The opposite scenario has the mainstream parties successfully maintaining a united front through intensifying moral shaming of voters who consider supporting the SD and democratically dubious manipulations of the parliamentary system. Neither strategy looks very promising. The moral shaming has been ugly, with critics of immigration vehemently branded as racists. Swedish Prime Minister Stefan Lofven never tired of hammering home that the SD has neo-Nazi roots and many other leading figures across politics, public administration, and the mainstream media have joined in the witch hunt. As the polls show, this tactic may have outlived its effectiveness.

Jimmie Akesson, head of the ostracized Sweden Democrats party since 2005, and a member of Sweden’s parliament, the Riksdag, since 2010
To emphasize his law-and-order theme, Jimmie Akesson, the leader of the nationalist Sweden Democrats, holds a pair of handcuffs during a speech. © dpa

The political dilemma for the mainstream is that the Sweden Democrats have sufficient votes to act as kingmaker between the left and the right. As all the other parties are united in refusing to assume power with support from the SD, their solution has been deeply disturbing shenanigans to de facto invalidate the SD votes.

End of the rope

Following the 2014 election, leaders of six of the eight parties represented in the Riksdag announced what came to be known, infamously, as the “December Agreement.” Its essence was that the side that received the most votes – ignoring those cast for the SD – would be allowed to form a government. The opposition would abstain from voting for its own budget, which might then have passed with support from the SD. It was a pact made in hell, implying that the country suddenly had no opposition. The deal was to be honored over two election cycles, i.e., until 2022.

Cynics may also still be proven right in arguing that the SAP party machine is capable of pursuing any policy whatsoever to remain in power.

Following the 2018 election, which brought the worst result ever for the Social Democrats, and the best outcome for the Sweden Democrats, there was mounting pressure in public opinion for ending the ostracism of the latter party. Yet, in January 2019, two of the members of The Alliance made a surprising announcement: they were breaking ranks. 

Under the “January Agreement,” the Liberals and the Centre Party consented to support a center-left government of the Social Democrats and the Green Party – on the condition that the coalition agreed to a long list of neoliberal reforms that even the Moderates had never dared to put forth.



Demonstrating that power is more important than ideology, SAP leadership accepted demands for tax cuts for the rich, labor market deregulation and a move toward market-based rents for housing. Some reforms were so far-reaching that the party was accused of selling its soul. Although moods among the Social Democrats and the labor unions have turned so sour that defections to Sweden Democrats are likely to accelerate, there are no signs that the government might be ready to risk power by breaking the January pact.

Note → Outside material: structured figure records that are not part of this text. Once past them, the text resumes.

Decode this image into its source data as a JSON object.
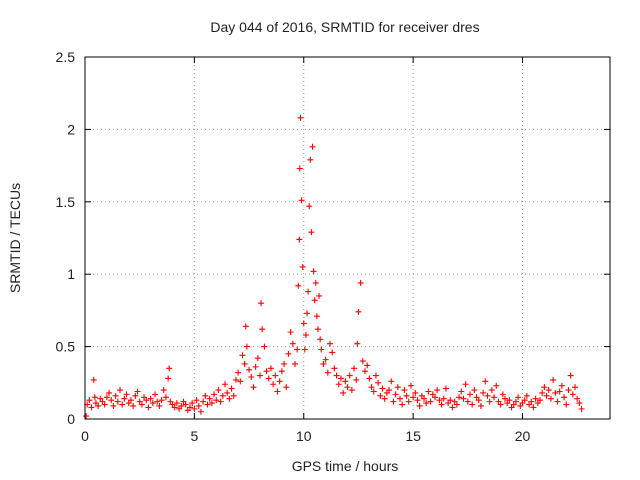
{
  "chart_data": {
    "type": "scatter",
    "title": "Day 044 of 2016, SRMTID for receiver dres",
    "xlabel": "GPS time / hours",
    "ylabel": "SRMTID / TECUs",
    "xlim": [
      0,
      24
    ],
    "ylim": [
      0,
      2.5
    ],
    "x_ticks": [
      "0",
      "5",
      "10",
      "15",
      "20"
    ],
    "x_tick_values": [
      0,
      5,
      10,
      15,
      20
    ],
    "y_ticks": [
      "0",
      "0.5",
      "1",
      "1.5",
      "2",
      "2.5"
    ],
    "y_tick_values": [
      0,
      0.5,
      1,
      1.5,
      2,
      2.5
    ],
    "grid": true,
    "marker": "plus",
    "series": [
      {
        "name": "SRMTID",
        "color": "#ff0000",
        "x": [
          0.05,
          0.1,
          0.2,
          0.3,
          0.4,
          0.45,
          0.5,
          0.6,
          0.7,
          0.8,
          0.9,
          1.0,
          1.1,
          1.2,
          1.3,
          1.4,
          1.5,
          1.6,
          1.7,
          1.8,
          1.9,
          2.0,
          2.1,
          2.2,
          2.3,
          2.4,
          2.5,
          2.6,
          2.7,
          2.8,
          2.9,
          3.0,
          3.1,
          3.2,
          3.3,
          3.4,
          3.5,
          3.6,
          3.7,
          3.8,
          3.85,
          3.9,
          4.0,
          4.1,
          4.2,
          4.3,
          4.4,
          4.5,
          4.6,
          4.7,
          4.8,
          4.9,
          5.0,
          5.1,
          5.2,
          5.3,
          5.4,
          5.5,
          5.6,
          5.7,
          5.8,
          5.9,
          6.0,
          6.1,
          6.2,
          6.3,
          6.4,
          6.5,
          6.6,
          6.7,
          6.8,
          6.9,
          7.0,
          7.1,
          7.2,
          7.3,
          7.35,
          7.4,
          7.5,
          7.6,
          7.7,
          7.8,
          7.9,
          8.0,
          8.05,
          8.1,
          8.2,
          8.3,
          8.4,
          8.5,
          8.6,
          8.7,
          8.8,
          8.9,
          9.0,
          9.1,
          9.2,
          9.3,
          9.4,
          9.5,
          9.6,
          9.7,
          9.75,
          9.8,
          9.82,
          9.85,
          9.9,
          9.95,
          10.0,
          10.05,
          10.1,
          10.15,
          10.2,
          10.25,
          10.3,
          10.35,
          10.4,
          10.45,
          10.5,
          10.55,
          10.6,
          10.65,
          10.7,
          10.75,
          10.8,
          10.9,
          11.0,
          11.1,
          11.2,
          11.3,
          11.4,
          11.5,
          11.6,
          11.7,
          11.8,
          11.9,
          12.0,
          12.1,
          12.2,
          12.3,
          12.4,
          12.45,
          12.5,
          12.6,
          12.7,
          12.8,
          12.9,
          13.0,
          13.1,
          13.2,
          13.3,
          13.4,
          13.5,
          13.6,
          13.7,
          13.8,
          13.9,
          14.0,
          14.1,
          14.2,
          14.3,
          14.4,
          14.5,
          14.6,
          14.7,
          14.8,
          14.9,
          15.0,
          15.1,
          15.2,
          15.3,
          15.4,
          15.5,
          15.6,
          15.7,
          15.8,
          15.9,
          16.0,
          16.1,
          16.2,
          16.3,
          16.4,
          16.5,
          16.6,
          16.7,
          16.8,
          16.9,
          17.0,
          17.1,
          17.2,
          17.3,
          17.4,
          17.5,
          17.6,
          17.7,
          17.8,
          17.9,
          18.0,
          18.1,
          18.2,
          18.3,
          18.4,
          18.5,
          18.6,
          18.7,
          18.8,
          18.9,
          19.0,
          19.1,
          19.2,
          19.3,
          19.4,
          19.5,
          19.6,
          19.7,
          19.8,
          19.9,
          20.0,
          20.1,
          20.2,
          20.3,
          20.4,
          20.5,
          20.6,
          20.7,
          20.8,
          20.9,
          21.0,
          21.1,
          21.2,
          21.3,
          21.4,
          21.5,
          21.6,
          21.7,
          21.8,
          21.9,
          22.0,
          22.1,
          22.2,
          22.3,
          22.4,
          22.5,
          22.6,
          22.7
        ],
        "y": [
          0.02,
          0.1,
          0.13,
          0.08,
          0.27,
          0.15,
          0.11,
          0.09,
          0.14,
          0.12,
          0.1,
          0.15,
          0.18,
          0.13,
          0.09,
          0.16,
          0.12,
          0.2,
          0.1,
          0.14,
          0.17,
          0.11,
          0.13,
          0.09,
          0.16,
          0.19,
          0.12,
          0.1,
          0.15,
          0.13,
          0.08,
          0.14,
          0.11,
          0.17,
          0.12,
          0.09,
          0.13,
          0.2,
          0.15,
          0.28,
          0.35,
          0.12,
          0.1,
          0.08,
          0.11,
          0.07,
          0.09,
          0.12,
          0.1,
          0.06,
          0.08,
          0.11,
          0.07,
          0.13,
          0.09,
          0.05,
          0.12,
          0.16,
          0.1,
          0.14,
          0.11,
          0.17,
          0.13,
          0.2,
          0.12,
          0.16,
          0.24,
          0.18,
          0.14,
          0.21,
          0.16,
          0.27,
          0.32,
          0.26,
          0.44,
          0.38,
          0.64,
          0.5,
          0.34,
          0.29,
          0.22,
          0.36,
          0.42,
          0.3,
          0.8,
          0.62,
          0.5,
          0.33,
          0.28,
          0.35,
          0.24,
          0.3,
          0.19,
          0.26,
          0.33,
          0.38,
          0.22,
          0.45,
          0.6,
          0.52,
          0.38,
          0.48,
          0.92,
          1.24,
          1.73,
          2.08,
          1.51,
          1.05,
          0.66,
          0.48,
          0.58,
          0.73,
          0.88,
          1.47,
          1.79,
          1.29,
          1.88,
          1.02,
          0.82,
          0.94,
          0.71,
          0.62,
          0.85,
          0.55,
          0.48,
          0.38,
          0.41,
          0.32,
          0.52,
          0.46,
          0.35,
          0.3,
          0.24,
          0.28,
          0.18,
          0.26,
          0.22,
          0.3,
          0.2,
          0.35,
          0.27,
          0.52,
          0.74,
          0.94,
          0.4,
          0.33,
          0.37,
          0.28,
          0.22,
          0.19,
          0.3,
          0.25,
          0.16,
          0.21,
          0.14,
          0.18,
          0.2,
          0.26,
          0.12,
          0.17,
          0.22,
          0.14,
          0.1,
          0.2,
          0.16,
          0.12,
          0.23,
          0.15,
          0.18,
          0.13,
          0.09,
          0.16,
          0.14,
          0.11,
          0.19,
          0.12,
          0.17,
          0.15,
          0.2,
          0.13,
          0.1,
          0.14,
          0.21,
          0.11,
          0.13,
          0.08,
          0.12,
          0.1,
          0.15,
          0.19,
          0.14,
          0.24,
          0.12,
          0.17,
          0.1,
          0.2,
          0.15,
          0.13,
          0.09,
          0.18,
          0.26,
          0.16,
          0.12,
          0.2,
          0.15,
          0.23,
          0.12,
          0.1,
          0.17,
          0.14,
          0.11,
          0.13,
          0.08,
          0.1,
          0.12,
          0.15,
          0.09,
          0.11,
          0.13,
          0.16,
          0.1,
          0.12,
          0.08,
          0.14,
          0.11,
          0.13,
          0.18,
          0.22,
          0.16,
          0.2,
          0.14,
          0.27,
          0.18,
          0.12,
          0.19,
          0.23,
          0.15,
          0.1,
          0.2,
          0.3,
          0.17,
          0.22,
          0.14,
          0.11,
          0.07
        ]
      }
    ]
  }
}
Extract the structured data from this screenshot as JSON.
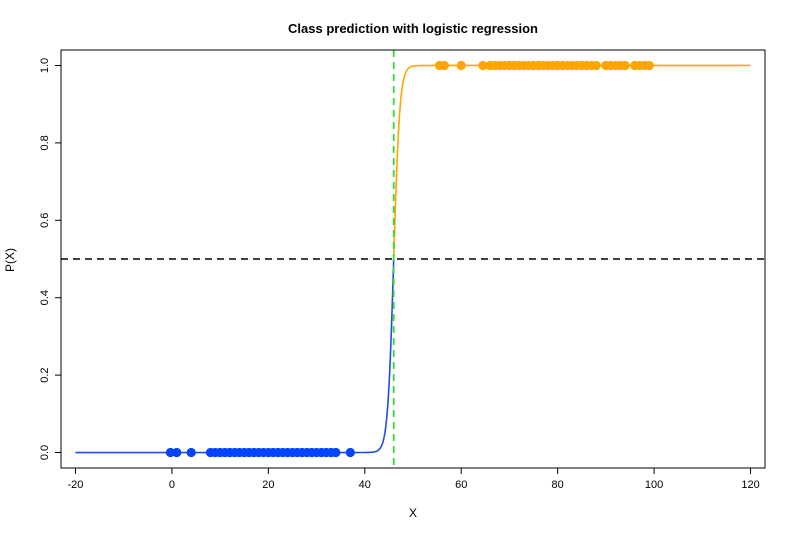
{
  "chart_data": {
    "type": "scatter",
    "title": "Class prediction with logistic regression",
    "xlabel": "X",
    "ylabel": "P(X)",
    "xlim": [
      -23,
      123
    ],
    "ylim": [
      -0.04,
      1.04
    ],
    "x_ticks": [
      -20,
      0,
      20,
      40,
      60,
      80,
      100,
      120
    ],
    "y_ticks": [
      0.0,
      0.2,
      0.4,
      0.6,
      0.8,
      1.0
    ],
    "y_tick_labels": [
      "0.0",
      "0.2",
      "0.4",
      "0.6",
      "0.8",
      "1.0"
    ],
    "grid": false,
    "threshold_y": 0.5,
    "decision_boundary_x": 46,
    "curve": {
      "x_range": [
        -20,
        120
      ],
      "midpoint": 46,
      "steepness": 1.6
    },
    "series": [
      {
        "color": "#1f4fe0",
        "point_color": "#0044ff",
        "y": 0,
        "x": [
          -0.3,
          1,
          4,
          8,
          9,
          10,
          11,
          12,
          13,
          14,
          15,
          16,
          17,
          18,
          19,
          20,
          21,
          22,
          23,
          24,
          25,
          26,
          27,
          28,
          29,
          30,
          31,
          32,
          33,
          34,
          37
        ]
      },
      {
        "color": "#ffa500",
        "point_color": "#ffa500",
        "y": 1,
        "x": [
          55.5,
          56.5,
          60,
          64.5,
          66,
          67,
          68,
          69,
          70,
          71,
          72,
          73,
          74,
          75,
          76,
          77,
          78,
          79,
          80,
          81,
          82,
          83,
          84,
          85,
          86,
          87,
          88,
          90,
          91,
          92,
          93,
          94,
          96,
          97,
          98,
          99
        ]
      }
    ],
    "colors": {
      "threshold_line": "#000000",
      "boundary_line": "#33dd33"
    }
  }
}
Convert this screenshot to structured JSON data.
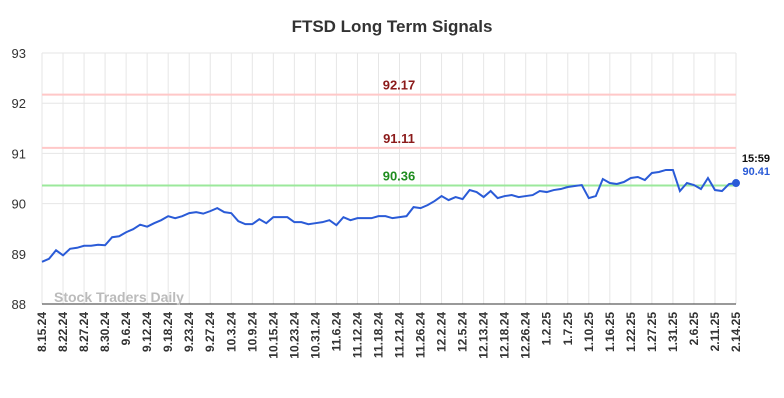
{
  "chart_data": {
    "type": "line",
    "title": "FTSD Long Term Signals",
    "watermark": "Stock Traders Daily",
    "categories": [
      "8.15.24",
      null,
      null,
      "8.22.24",
      null,
      null,
      "8.27.24",
      null,
      null,
      "8.30.24",
      null,
      null,
      "9.6.24",
      null,
      null,
      "9.12.24",
      null,
      null,
      "9.18.24",
      null,
      null,
      "9.23.24",
      null,
      null,
      "9.27.24",
      null,
      null,
      "10.3.24",
      null,
      null,
      "10.9.24",
      null,
      null,
      "10.15.24",
      null,
      null,
      "10.23.24",
      null,
      null,
      "10.31.24",
      null,
      null,
      "11.6.24",
      null,
      null,
      "11.12.24",
      null,
      null,
      "11.18.24",
      null,
      null,
      "11.21.24",
      null,
      null,
      "11.26.24",
      null,
      null,
      "12.2.24",
      null,
      null,
      "12.5.24",
      null,
      null,
      "12.13.24",
      null,
      null,
      "12.18.24",
      null,
      null,
      "12.26.24",
      null,
      null,
      "1.2.25",
      null,
      null,
      "1.7.25",
      null,
      null,
      "1.10.25",
      null,
      null,
      "1.16.25",
      null,
      null,
      "1.22.25",
      null,
      null,
      "1.27.25",
      null,
      null,
      "1.31.25",
      null,
      null,
      "2.6.25",
      null,
      null,
      "2.11.25",
      null,
      null,
      "2.14.25"
    ],
    "values": [
      88.84,
      88.9,
      89.07,
      88.97,
      89.1,
      89.12,
      89.16,
      89.16,
      89.18,
      89.17,
      89.33,
      89.35,
      89.43,
      89.49,
      89.58,
      89.54,
      89.61,
      89.67,
      89.75,
      89.71,
      89.75,
      89.81,
      89.83,
      89.8,
      89.85,
      89.91,
      89.83,
      89.81,
      89.65,
      89.59,
      89.59,
      89.69,
      89.61,
      89.73,
      89.73,
      89.73,
      89.63,
      89.63,
      89.59,
      89.61,
      89.63,
      89.67,
      89.57,
      89.73,
      89.67,
      89.71,
      89.71,
      89.71,
      89.75,
      89.75,
      89.71,
      89.73,
      89.75,
      89.93,
      89.91,
      89.97,
      90.05,
      90.15,
      90.07,
      90.13,
      90.09,
      90.27,
      90.23,
      90.13,
      90.25,
      90.11,
      90.15,
      90.17,
      90.13,
      90.15,
      90.17,
      90.25,
      90.23,
      90.27,
      90.29,
      90.33,
      90.35,
      90.37,
      90.11,
      90.15,
      90.49,
      90.41,
      90.39,
      90.43,
      90.51,
      90.53,
      90.47,
      90.61,
      90.63,
      90.67,
      90.67,
      90.25,
      90.41,
      90.37,
      90.29,
      90.51,
      90.27,
      90.25,
      90.39,
      90.41
    ],
    "color": "#2a5bd7",
    "last_time": "15:59",
    "reference_lines": [
      {
        "value": 92.17,
        "color": "#ffc8c8",
        "label_color": "#8b1a1a"
      },
      {
        "value": 91.11,
        "color": "#ffc8c8",
        "label_color": "#8b1a1a"
      },
      {
        "value": 90.36,
        "color": "#9be89b",
        "label_color": "#1e8c1e"
      }
    ],
    "ylim": [
      88,
      93
    ],
    "yticks": [
      88,
      89,
      90,
      91,
      92,
      93
    ],
    "grid": true
  }
}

The main problem with this scenario is that voters may feel they have had enough, both of the moral shaming and political scheming. Given the truly serious challenges in the social realm – from failing integration to the rise of criminal gangs and buckling of the social welfare – Swedish voters may feel it is high time for the establishment parties to start paying attention to these problems, rather than remaining obsessed with keeping the reins of power away from the SD.

It cannot be excluded that the ruling coalition will still prevail by taking over much of the agenda of the Sweden Democrats and presenting new, “responsible” policies on immigration and law and order – branded as being what the Social Democratic Party has always stood for.

Cynics may also still be proven right in arguing that the SAP party machine is capable of pursuing any policy whatsoever to remain in power. Pushing neoliberal politics today, by 2022 the party may be ready to run as the champion of law and order and hardline migration policy. This being said, the smart money still says that the Sweden Democrats are well on their way to replace the Social Democrats.